Падре антонио осторожно разгладил измятый, кое-где надорванный лист тонкой дорогой рисовой бумаги, весь измазанный тушью и как будто чем-то залитый. Даже если там и было когда-то что-то написано, разобрать было невозможно. Одно из пятен отдаленно напоминало кораблик. Падре антонио потрогал кораблик пальцем и вздохнул. Потом перевернул лист, взял перо и аккуратным почерком вывел, когда я вспоминаю бесчисленные тяготы и лишения, выпавшие на мою долю.

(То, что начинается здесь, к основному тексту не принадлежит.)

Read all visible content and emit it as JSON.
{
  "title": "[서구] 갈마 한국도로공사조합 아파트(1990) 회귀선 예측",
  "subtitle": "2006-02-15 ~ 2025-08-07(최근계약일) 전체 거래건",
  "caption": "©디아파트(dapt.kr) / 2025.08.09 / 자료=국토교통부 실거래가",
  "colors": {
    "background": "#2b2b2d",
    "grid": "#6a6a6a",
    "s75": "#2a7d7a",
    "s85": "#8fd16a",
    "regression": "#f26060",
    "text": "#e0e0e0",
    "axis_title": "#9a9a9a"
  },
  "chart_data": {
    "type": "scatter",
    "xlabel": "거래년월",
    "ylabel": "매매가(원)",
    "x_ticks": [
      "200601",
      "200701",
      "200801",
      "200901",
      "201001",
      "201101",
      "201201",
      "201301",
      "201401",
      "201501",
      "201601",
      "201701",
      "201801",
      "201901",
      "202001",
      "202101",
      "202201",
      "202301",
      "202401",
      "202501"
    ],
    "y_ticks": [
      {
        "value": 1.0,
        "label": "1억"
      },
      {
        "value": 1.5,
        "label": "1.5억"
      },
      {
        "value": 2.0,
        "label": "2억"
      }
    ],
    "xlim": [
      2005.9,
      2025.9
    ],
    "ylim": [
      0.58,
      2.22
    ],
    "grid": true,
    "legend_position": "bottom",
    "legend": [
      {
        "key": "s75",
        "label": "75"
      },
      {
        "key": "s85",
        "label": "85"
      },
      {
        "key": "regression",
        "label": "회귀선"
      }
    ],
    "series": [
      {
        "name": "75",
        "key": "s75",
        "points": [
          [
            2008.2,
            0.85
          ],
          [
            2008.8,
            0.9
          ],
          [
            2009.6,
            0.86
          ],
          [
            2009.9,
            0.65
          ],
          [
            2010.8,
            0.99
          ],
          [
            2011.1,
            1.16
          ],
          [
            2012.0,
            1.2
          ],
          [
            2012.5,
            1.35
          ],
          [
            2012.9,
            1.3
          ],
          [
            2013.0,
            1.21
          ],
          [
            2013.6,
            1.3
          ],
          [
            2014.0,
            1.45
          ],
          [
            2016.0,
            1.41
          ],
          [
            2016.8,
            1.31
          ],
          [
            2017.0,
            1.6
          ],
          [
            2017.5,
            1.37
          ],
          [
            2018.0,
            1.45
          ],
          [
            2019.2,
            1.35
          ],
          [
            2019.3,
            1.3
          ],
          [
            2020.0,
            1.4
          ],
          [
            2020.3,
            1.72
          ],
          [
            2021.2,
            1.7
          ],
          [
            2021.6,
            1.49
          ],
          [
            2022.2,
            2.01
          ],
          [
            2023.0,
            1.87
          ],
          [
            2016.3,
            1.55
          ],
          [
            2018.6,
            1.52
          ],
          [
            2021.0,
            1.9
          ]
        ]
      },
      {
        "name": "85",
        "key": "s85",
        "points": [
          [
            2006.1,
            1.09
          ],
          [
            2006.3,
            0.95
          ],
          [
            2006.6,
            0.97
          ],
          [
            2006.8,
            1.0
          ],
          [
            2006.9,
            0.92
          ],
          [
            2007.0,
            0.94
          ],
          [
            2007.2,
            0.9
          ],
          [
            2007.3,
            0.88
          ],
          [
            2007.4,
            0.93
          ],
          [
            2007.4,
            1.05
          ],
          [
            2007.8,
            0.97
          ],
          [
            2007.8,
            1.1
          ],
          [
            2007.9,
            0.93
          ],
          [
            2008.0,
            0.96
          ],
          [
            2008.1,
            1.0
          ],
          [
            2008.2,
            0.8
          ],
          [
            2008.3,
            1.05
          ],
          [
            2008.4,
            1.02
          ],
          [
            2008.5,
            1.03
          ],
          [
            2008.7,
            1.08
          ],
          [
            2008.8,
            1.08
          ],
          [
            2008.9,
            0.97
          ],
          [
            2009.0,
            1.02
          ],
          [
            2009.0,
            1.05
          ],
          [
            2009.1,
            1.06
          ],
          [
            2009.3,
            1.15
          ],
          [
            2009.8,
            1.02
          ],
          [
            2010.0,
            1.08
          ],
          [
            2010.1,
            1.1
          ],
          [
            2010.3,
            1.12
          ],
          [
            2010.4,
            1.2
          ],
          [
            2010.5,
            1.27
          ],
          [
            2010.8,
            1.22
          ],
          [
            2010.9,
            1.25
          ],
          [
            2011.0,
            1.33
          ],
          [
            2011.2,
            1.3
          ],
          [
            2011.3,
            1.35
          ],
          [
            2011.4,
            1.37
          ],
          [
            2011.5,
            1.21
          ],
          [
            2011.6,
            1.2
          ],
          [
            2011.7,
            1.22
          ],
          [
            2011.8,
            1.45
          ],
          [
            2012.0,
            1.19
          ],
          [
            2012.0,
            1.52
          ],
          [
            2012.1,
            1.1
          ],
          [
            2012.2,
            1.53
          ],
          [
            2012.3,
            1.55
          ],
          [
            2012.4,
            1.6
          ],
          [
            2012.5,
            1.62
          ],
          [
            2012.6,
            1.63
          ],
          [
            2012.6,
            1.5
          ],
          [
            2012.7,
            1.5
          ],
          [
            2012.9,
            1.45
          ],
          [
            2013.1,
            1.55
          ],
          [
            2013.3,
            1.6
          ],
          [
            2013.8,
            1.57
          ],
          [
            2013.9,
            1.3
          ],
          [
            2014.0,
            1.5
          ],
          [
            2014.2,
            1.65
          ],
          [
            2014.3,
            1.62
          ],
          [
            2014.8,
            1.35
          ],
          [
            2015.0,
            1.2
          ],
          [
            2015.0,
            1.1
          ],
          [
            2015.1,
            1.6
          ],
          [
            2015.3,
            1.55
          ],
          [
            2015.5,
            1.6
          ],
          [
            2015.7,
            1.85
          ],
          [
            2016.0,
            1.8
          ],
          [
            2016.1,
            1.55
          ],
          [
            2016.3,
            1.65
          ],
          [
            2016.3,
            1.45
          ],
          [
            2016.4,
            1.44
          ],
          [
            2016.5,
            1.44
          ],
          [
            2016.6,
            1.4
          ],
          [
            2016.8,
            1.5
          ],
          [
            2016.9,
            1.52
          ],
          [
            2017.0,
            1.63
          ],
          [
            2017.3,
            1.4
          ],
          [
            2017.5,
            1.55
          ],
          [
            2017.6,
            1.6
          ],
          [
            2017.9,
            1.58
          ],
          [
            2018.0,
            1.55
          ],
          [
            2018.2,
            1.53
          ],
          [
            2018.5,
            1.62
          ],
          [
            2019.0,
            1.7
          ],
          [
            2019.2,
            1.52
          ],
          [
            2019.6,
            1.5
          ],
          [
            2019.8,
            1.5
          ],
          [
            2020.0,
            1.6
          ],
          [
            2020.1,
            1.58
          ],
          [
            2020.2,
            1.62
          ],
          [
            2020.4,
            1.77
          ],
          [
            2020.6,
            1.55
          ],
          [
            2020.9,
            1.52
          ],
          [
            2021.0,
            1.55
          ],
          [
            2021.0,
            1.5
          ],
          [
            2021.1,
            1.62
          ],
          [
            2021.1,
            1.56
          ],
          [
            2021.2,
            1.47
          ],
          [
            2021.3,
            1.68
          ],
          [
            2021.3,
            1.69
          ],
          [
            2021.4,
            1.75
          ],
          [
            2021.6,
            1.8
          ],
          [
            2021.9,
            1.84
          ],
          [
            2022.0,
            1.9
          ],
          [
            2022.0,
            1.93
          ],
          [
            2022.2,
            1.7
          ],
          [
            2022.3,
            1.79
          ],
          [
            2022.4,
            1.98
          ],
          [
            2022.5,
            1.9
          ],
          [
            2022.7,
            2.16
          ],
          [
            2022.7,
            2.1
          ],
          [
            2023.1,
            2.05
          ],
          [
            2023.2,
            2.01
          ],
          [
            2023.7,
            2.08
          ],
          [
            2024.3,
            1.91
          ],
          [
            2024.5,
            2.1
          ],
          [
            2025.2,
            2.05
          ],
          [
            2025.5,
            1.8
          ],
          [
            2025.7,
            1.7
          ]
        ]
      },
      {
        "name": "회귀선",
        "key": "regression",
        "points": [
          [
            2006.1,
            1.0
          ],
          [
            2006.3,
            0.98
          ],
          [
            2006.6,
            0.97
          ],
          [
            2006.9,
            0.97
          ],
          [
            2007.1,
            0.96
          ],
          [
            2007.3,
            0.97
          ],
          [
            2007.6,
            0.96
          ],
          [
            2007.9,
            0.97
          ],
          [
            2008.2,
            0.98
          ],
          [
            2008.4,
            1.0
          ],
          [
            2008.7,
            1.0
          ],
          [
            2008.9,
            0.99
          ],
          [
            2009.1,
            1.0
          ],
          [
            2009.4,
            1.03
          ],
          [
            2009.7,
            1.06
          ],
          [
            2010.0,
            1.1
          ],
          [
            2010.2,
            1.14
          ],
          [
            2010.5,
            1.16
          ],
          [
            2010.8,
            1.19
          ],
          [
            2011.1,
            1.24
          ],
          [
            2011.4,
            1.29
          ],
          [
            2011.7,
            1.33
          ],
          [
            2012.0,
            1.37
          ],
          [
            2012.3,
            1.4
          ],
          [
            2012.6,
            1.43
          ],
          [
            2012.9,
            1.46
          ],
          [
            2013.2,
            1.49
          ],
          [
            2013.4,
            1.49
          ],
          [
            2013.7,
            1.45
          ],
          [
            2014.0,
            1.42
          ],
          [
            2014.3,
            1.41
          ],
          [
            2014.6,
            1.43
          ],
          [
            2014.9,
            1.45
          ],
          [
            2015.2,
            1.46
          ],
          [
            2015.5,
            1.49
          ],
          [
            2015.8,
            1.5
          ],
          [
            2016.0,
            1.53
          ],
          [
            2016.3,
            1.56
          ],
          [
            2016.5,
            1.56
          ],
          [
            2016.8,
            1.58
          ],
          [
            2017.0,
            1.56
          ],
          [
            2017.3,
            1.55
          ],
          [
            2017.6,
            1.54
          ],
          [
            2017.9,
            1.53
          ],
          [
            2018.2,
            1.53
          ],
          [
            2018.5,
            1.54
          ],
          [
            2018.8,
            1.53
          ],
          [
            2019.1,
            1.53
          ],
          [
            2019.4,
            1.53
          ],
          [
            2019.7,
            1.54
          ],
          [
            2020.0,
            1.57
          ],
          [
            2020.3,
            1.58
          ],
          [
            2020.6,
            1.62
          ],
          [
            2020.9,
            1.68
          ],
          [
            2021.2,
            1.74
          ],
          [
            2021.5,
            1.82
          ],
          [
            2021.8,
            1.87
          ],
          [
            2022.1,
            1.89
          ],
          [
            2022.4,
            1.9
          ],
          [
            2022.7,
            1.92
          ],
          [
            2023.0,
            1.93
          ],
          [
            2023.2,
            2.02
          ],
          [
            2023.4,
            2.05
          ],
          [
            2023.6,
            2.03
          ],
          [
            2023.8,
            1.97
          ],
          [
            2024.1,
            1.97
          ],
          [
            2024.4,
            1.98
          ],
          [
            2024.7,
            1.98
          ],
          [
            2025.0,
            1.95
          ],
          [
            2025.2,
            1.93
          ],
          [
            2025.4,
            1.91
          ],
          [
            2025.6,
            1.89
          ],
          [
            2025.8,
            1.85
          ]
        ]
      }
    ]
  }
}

Эуфорикос, капитан и доктор
В переводе сказано: «Эуфорикос, капитан и доктор вошли в ресторан», – дальше описывается пирушка, а вышли после нее только капитан и доктор. Эуфорикоса они, очевидно, съели.
Из одного интервью
Эуфорикос, капитан и доктор подошли к ресторану, но внутрь не пошли, а остановились в дверях и принялись возиться, словно мальчишки, удравшие с уроков, и шутейно друг друга тузить. Особенно резвились капитан и доктор – капитан сбил с доктора очки, а доктор смахнул с капитана фуражку. Эуфорикос в их игры не мешался, а только смотрел и смеялся своим мелким трескучим смехом, будто рис сыпал на гладкий стол. Стояло раннее утро, но все трое производили впечатление крепко выпивших, хотя известно было, что доктор, измученный хроническим несварением, еще осенью посадил сам себя на строжайшую диету, а капитан бросил пить сразу после Рождества, проигравши с пьяных глаз инженеру Фонсеке месячное содержание и право посещать рыженькую певичку Грациеллу в перерывах между номерами. По словам Эуфорикоса, капитан ничего инженеру должен не был, потому что инженер в игре жульничал, Эуфорикос своими глазами видел у того за обшлагом двух неучтенных тузов и бубновую даму в яблочно-зеленом платье – вылитая Грациелла на благотворительном рождественском балу, – но инженер носил щегольский мундир с серебряным галуном и погоны, Эуфорикос же зимой и летом ходил в желтоватом нанковом пиджаке на голое тело, а в торжественных случаях повязывал на шею шелковую черную ленточку, что он мог понимать в долге чести?
* * *
Ти Маноло, пожилой кряжистый мулат, распахнул дверь ресторана и кивком пригласил всех войти. Капитан и доктор уселись на диванчике у стены. Острое оживление прошло, капитан задумчиво чистил рукавом испачканную тулью фуражки, доктор, близоруко щурясь, осматривал очки, не повредились ли они от падения. А вот Эуфорикосу передалось их былое возбуждение. Не в силах усидеть на месте, он вскочил, бесцельно прошелся по залу, ухватил Нинни, старшую дочь Ти Маноло, за хорошенький бочок и немедленно получил от нее увесистую оплеуху – Нинни, хоть и походила на пирожное буше куда больше, чем на угрюмого Ти Маноло, унаследовала от отца мгновенную реакцию и тяжелую руку, завсегдатаи ресторана знали об этом не понаслышке. Потирая горящую щеку, Эуфорикос сунулся на кухню. Там – точь-вточь медведь в тесной берлоге – грузно ворочалась ворчливая тетка Терезита, лучшая кухарка по эту сторону океана, как галантно называл ее инженер Фонсека, большой охотник до теткиных мукек и фейжоад [7].